When I caught up with the woman, I waved the note in her face and breathlessly asked her to confirm what I believed. “What? Who? Where?” At last, understanding, she pointed toward the far end of the island. The invitation was from the old man who worked there. Who else? More to the point, I mimed the problem of crossing the waterlogged sandbar. Was there any other way to get to him? This she had, or pretended to have a difficult time grasping. Finally she gestured toward one side of the island and mimed back the action of stepping on stones. I gathered she meant there was more secure ground to that side, though I'd never noticed. When I mimed the possibility of using her man's boat to make my way to the promontory by water, she frowned and gave an emphatic negative wag of the head—as I expected. That way might lie escape.

The note said “any day soon.” Why not that very day?

I was on my way to my unexpected soiree well before the dinner hour. By now I'd worked out a reasonably accessible route through the ravines and marked it well. As for the sandbar, I found it already under a half foot of water with the level rising. Following the woman's instructions, I explored the side she'd pointed out and discovered that, after one waist-deep section several paces long, there was indeed a series of boulders and clumps of coral that were only slightly submerged. They hardly provided the most secure footing; I took a few dips negotiating them, but the crossing did prove shorter than others I'd tried.

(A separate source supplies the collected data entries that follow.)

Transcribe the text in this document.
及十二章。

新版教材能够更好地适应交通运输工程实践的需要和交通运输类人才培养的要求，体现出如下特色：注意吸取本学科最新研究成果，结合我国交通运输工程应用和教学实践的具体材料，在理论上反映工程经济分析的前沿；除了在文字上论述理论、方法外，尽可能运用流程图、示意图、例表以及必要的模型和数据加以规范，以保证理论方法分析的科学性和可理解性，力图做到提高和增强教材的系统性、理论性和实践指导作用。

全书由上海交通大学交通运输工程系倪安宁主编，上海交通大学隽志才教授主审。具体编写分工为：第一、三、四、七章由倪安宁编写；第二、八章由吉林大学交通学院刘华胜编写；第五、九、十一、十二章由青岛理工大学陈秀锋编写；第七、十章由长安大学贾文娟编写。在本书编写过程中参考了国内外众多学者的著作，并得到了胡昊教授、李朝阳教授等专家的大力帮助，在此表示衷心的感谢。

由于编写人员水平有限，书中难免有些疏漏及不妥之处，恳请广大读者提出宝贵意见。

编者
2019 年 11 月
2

About forty yards out there was an underwater walkway of lichen-covered sandstone that was only knee-deep. I was soon across into the old man's territory.

I found him once again at work, this time betrousered in a pair of shredded dungarees. Seeing me, he smiled his fey, picket-fence grin and doffed his straw hat to reveal a totally bald pate. Before I could approach to offer my hand, he turned and hobbled away into his
house. Was I being dismissed? No. In a moment he was back outside, puffing with the strain of his exertion. And now he was wearing a new item of apparel: a necklace whose centerpiece was the tiny black box of a hearing aid wired along the side of his neck and behind his head.